──ひとつ、真一郎君は
その日になったらどこかで新聞を買って、お悔やみ欄でも見てみるか、なんて。正しく、対価以上でも以下でもない薄っぺらな感情は忘れることにした。
前回で圭介とそのお友達がやらかしたことは、何となく知っている。ここを阻止することができれば、マイキーが稀咲に付け込まれたそもそもの抗争の理由は存在しなくなる。圭介がそれに巻き込まれずに済むのではないか、そう考えたこともあった。
あったが──何せこのタイミングで生かすべき相手は、私の母親にゾッコンだった真一郎君だ。直接良くしてもらった記憶から嫌いではないとはいえ、人間として手放しで好きだと言える立場でもない。自分の母親を好きだった挙句、母親相手に告白20連敗なんて記録を叩き出した男とか、どうしたって好きになれる部類の人間ではないだろう。
真一郎君が死ななければ、私の知る未来ではなくなる。その場合いつ圭介の身に危険が及ぶかが分からなくなり、対策も立てようがない。だから、なるようになってもらうことが一番──私の計画の中では、安全牌だったのだ。
そんな人でなしなことを悶々と考えつつも、真一郎君に語り尽くした愛機を六本木に向けて流していれば──途中、見知った顔を見つけた。兄も居なかった六本木で一度伸してからは六本木では見掛けなくなった人達が、不良でもない、前回では友達だった女の子に絡んでいたのだ。
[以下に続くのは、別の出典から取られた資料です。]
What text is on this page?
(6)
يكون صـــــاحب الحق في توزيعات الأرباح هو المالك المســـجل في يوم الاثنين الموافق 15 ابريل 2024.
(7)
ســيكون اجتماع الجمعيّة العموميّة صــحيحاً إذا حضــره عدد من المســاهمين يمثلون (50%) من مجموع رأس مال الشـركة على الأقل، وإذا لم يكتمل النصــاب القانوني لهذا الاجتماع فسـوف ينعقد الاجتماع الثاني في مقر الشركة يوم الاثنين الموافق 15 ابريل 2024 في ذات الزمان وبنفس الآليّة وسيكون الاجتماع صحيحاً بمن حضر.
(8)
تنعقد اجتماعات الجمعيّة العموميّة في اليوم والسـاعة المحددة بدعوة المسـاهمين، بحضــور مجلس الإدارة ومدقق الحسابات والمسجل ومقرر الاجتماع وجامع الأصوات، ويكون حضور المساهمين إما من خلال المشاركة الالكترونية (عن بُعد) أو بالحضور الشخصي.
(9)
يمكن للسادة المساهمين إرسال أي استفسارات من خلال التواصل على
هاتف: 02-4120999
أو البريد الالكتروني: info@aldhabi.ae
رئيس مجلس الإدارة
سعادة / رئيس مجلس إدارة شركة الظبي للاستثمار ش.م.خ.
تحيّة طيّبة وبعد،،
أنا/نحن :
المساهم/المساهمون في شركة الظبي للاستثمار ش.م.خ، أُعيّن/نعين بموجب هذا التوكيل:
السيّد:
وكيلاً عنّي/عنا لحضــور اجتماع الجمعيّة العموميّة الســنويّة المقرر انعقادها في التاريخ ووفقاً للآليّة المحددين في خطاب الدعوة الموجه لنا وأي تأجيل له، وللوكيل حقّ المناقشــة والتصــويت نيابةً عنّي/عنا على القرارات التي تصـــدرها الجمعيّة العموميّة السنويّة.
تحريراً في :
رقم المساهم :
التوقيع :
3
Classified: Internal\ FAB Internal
コレが顔を合わせたくないと思っていた幼馴染の誰かでなかっただけマシなのだろうか。それにしたって。
帰りがけに見てしまった「それはナシだろ」とも言いたくなる光景に、フルフェイスの中で盛大に溜め息を吐いた。歌舞伎町では半間と楽しく遊び倒して、
そのまま放置して帰ることは簡単だ。前回通りに行けば数日の命な真一郎君のことだって、色々考えた末に直接の介入はしないと決めたのだから。
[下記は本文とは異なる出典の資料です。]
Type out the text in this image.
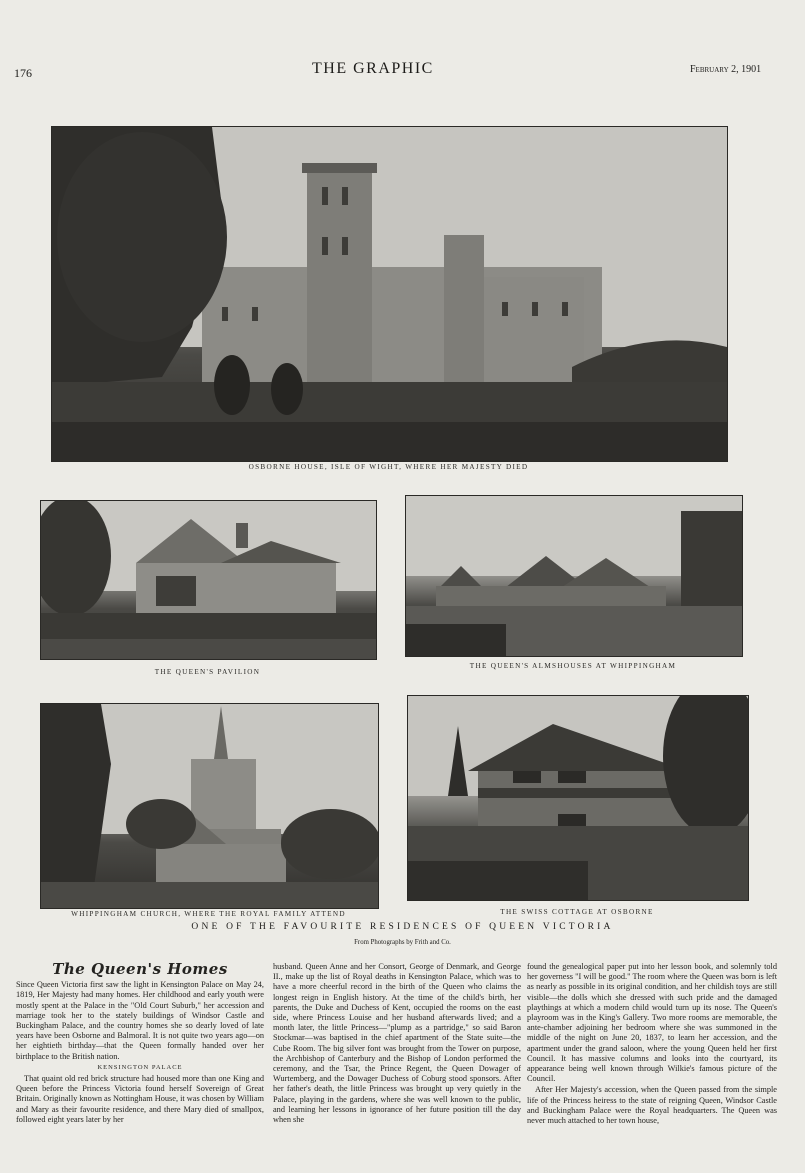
176	THE GRAPHIC	February 2, 1901
OSBORNE HOUSE, ISLE OF WIGHT, WHERE HER MAJESTY DIED
THE QUEEN'S PAVILION
THE QUEEN'S ALMSHOUSES AT WHIPPINGHAM
WHIPPINGHAM CHURCH, WHERE THE ROYAL FAMILY ATTEND	THE SWISS COTTAGE AT OSBORNE
ONE OF THE FAVOURITE RESIDENCES OF QUEEN VICTORIA
From Photographs by Frith and Co.
The Queen's Homes

Since Queen Victoria first saw the light in Kensington Palace on May 24, 1819, Her Majesty had many homes. Her childhood and early youth were mostly spent at the Palace in the "Old Court Suburb," her accession and marriage took her to the stately buildings of Windsor Castle and Buckingham Palace, and the country homes she so dearly loved of late years have been Osborne and Balmoral. It is not quite two years ago—on her eightieth birthday—that the Queen formally handed over her birthplace to the British nation.

KENSINGTON PALACE

That quaint old red brick structure had housed more than one King and Queen before the Princess Victoria found herself Sovereign of Great Britain. Originally known as Nottingham House, it was chosen by William and Mary as their favourite residence, and there Mary died of smallpox, followed eight years later by her

husband. Queen Anne and her Consort, George of Denmark, and George II., make up the list of Royal deaths in Kensington Palace, which was to have a more cheerful record in the birth of the Queen who claims the longest reign in English history. At the time of the child's birth, her parents, the Duke and Duchess of Kent, occupied the rooms on the east side, where Princess Louise and her husband afterwards lived; and a month later, the little Princess—"plump as a partridge," so said Baron Stockmar—was baptised in the chief apartment of the State suite—the Cube Room. The big silver font was brought from the Tower on purpose, the Archbishop of Canterbury and the Bishop of London performed the ceremony, and the Tsar, the Prince Regent, the Queen Dowager of Wurtemberg, and the Dowager Duchess of Coburg stood sponsors. After her father's death, the little Princess was brought up very quietly in the Palace, playing in the gardens, where she was well known to the public, and learning her lessons in ignorance of her future position till the day when she

found the genealogical paper put into her lesson book, and solemnly told her governess "I will be good." The room where the Queen was born is left as nearly as possible in its original condition, and her childish toys are still visible—the dolls which she dressed with such pride and the damaged playthings at which a modern child would turn up its nose. The Queen's playroom was in the King's Gallery. Two more rooms are memorable, the ante-chamber adjoining her bedroom where she was summoned in the middle of the night on June 20, 1837, to learn her accession, and the apartment under the grand saloon, where the young Queen held her first Council. It has massive columns and looks into the courtyard, its appearance being well known through Wilkie's famous picture of the Council.

After Her Majesty's accession, when the Queen passed from the simple life of the Princess heiress to the state of reigning Queen, Windsor Castle and Buckingham Palace were the Royal headquarters. The Queen was never much attached to her town house,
けれど相手は、曲がりなりにも六本木に居た不良なわけで。女の子の相手の仕方なんてモノを知っているはずもない。むしろ、六本木でも一際鬱陶しい絡み方をしていた部類な覚えもあって。
彼らが居る公園を暫く眺めて、眺めて。それから、改造段階でマフラーを外さなかった比較的静かな単車の前輪を浮かせた。つまりはかつて、間違いなく仲良くしてくれた友達を見捨てて帰る、なんて選択肢は選ばなかったわけだ。
もちろん──理由はそれだけではなかったが。